Intracranial Stenting without Dual Antiaggregation; Reduced Thrombogenicity due to Hydrophilic Coating with pHPC - Concept and Clinical Application

Intracranial stenting is relevant for the treatment of atherosclerotic stenoses and aneurysms. Stents and stent derivates (e.g., flow diverters) are thrombogenic. In order to avoid thromboembolic complications, dual antiplatelet therapy (DAPT; e.g., ASA plus clopidogrel) is required. Related issues include insufficient platelet function inhibition due to non-responder status of the patient with thromboembolic sequelae, hemorrhagic complications of surgical procedures under DAPT, and hyperresponse under standard DAPT dosage. Replacing DAPT in the context of intracranial stent implantation by single antiplatelet therapy (SAPT) is a promising concept, but requires implants with a significantly reduced thrombogenicity.

Several substances were evaluated in vitro and in vivo as candidates for a surface coating. A glycan-based nano-coating which simulates the glycocalix was found efficacious and safe (i.e., biocompatible) and was further developed to pHPC (phenox, Bochum, Germany). This is a hydrophilic coating, which is reducing significantly the thrombogenicity of self-expanding intracranial stents and flow diverters made from nitinol. In vitro testing included the demonstration of increased surface hydrophilicity of coated devices. In vivo tests were focussed on the histocompatibility of pHPC.

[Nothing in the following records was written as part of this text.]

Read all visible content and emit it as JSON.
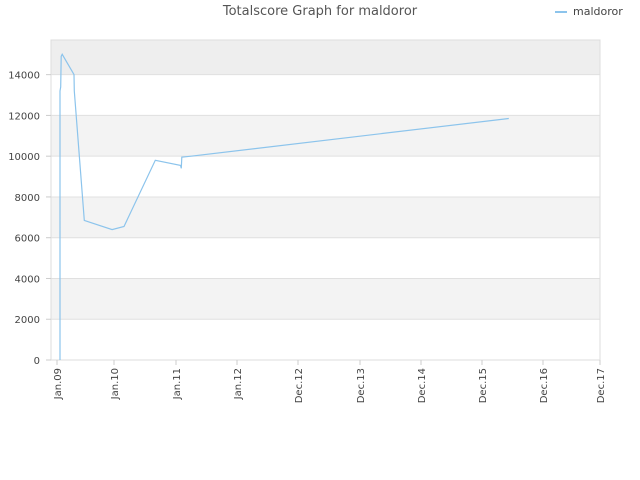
{
  "chart_data": {
    "type": "line",
    "title": "Totalscore Graph for maldoror",
    "legend": {
      "placement": "top-right"
    },
    "xlabel": "",
    "ylabel": "",
    "x_ticks": [
      "Jan.09",
      "Jan.10",
      "Jan.11",
      "Jan.12",
      "Dec.12",
      "Dec.13",
      "Dec.14",
      "Dec.15",
      "Dec.16",
      "Dec.17"
    ],
    "ylim": [
      0,
      15700
    ],
    "y_ticks": [
      0,
      2000,
      4000,
      6000,
      8000,
      10000,
      12000,
      14000
    ],
    "grid": true,
    "colors": {
      "series": "#8cc4ec",
      "band": "#f3f3f3",
      "band_top": "#eeeeee",
      "gridline": "#e0e0e0"
    },
    "series": [
      {
        "name": "maldoror",
        "points": [
          {
            "x": "2009-01-20",
            "y": 0
          },
          {
            "x": "2009-01-20",
            "y": 13200
          },
          {
            "x": "2009-01-25",
            "y": 13400
          },
          {
            "x": "2009-01-28",
            "y": 14900
          },
          {
            "x": "2009-02-03",
            "y": 15000
          },
          {
            "x": "2009-04-20",
            "y": 14000
          },
          {
            "x": "2009-04-22",
            "y": 13200
          },
          {
            "x": "2009-06-25",
            "y": 6850
          },
          {
            "x": "2009-12-20",
            "y": 6400
          },
          {
            "x": "2010-03-01",
            "y": 6550
          },
          {
            "x": "2010-09-01",
            "y": 9800
          },
          {
            "x": "2011-01-28",
            "y": 9550
          },
          {
            "x": "2011-02-02",
            "y": 9400
          },
          {
            "x": "2011-02-05",
            "y": 9950
          },
          {
            "x": "2011-04-01",
            "y": 10000
          },
          {
            "x": "2016-05-10",
            "y": 11850
          }
        ]
      }
    ]
  }
}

Low profile flow diverters (p48_HPC), low porosity flow diverters (p64_HPC) and bifurcation stents (pCONUS_HPC; all phenox) were developed and used clinically. It has been shown that these neurovascular devices can be implanted under DAPT and SAPT as well. ASA or prasugrel in standard dosages have been used for SAPT. Various clinical trials are underway to further evaluate the safety and efficacy of this novel coating under SAPT.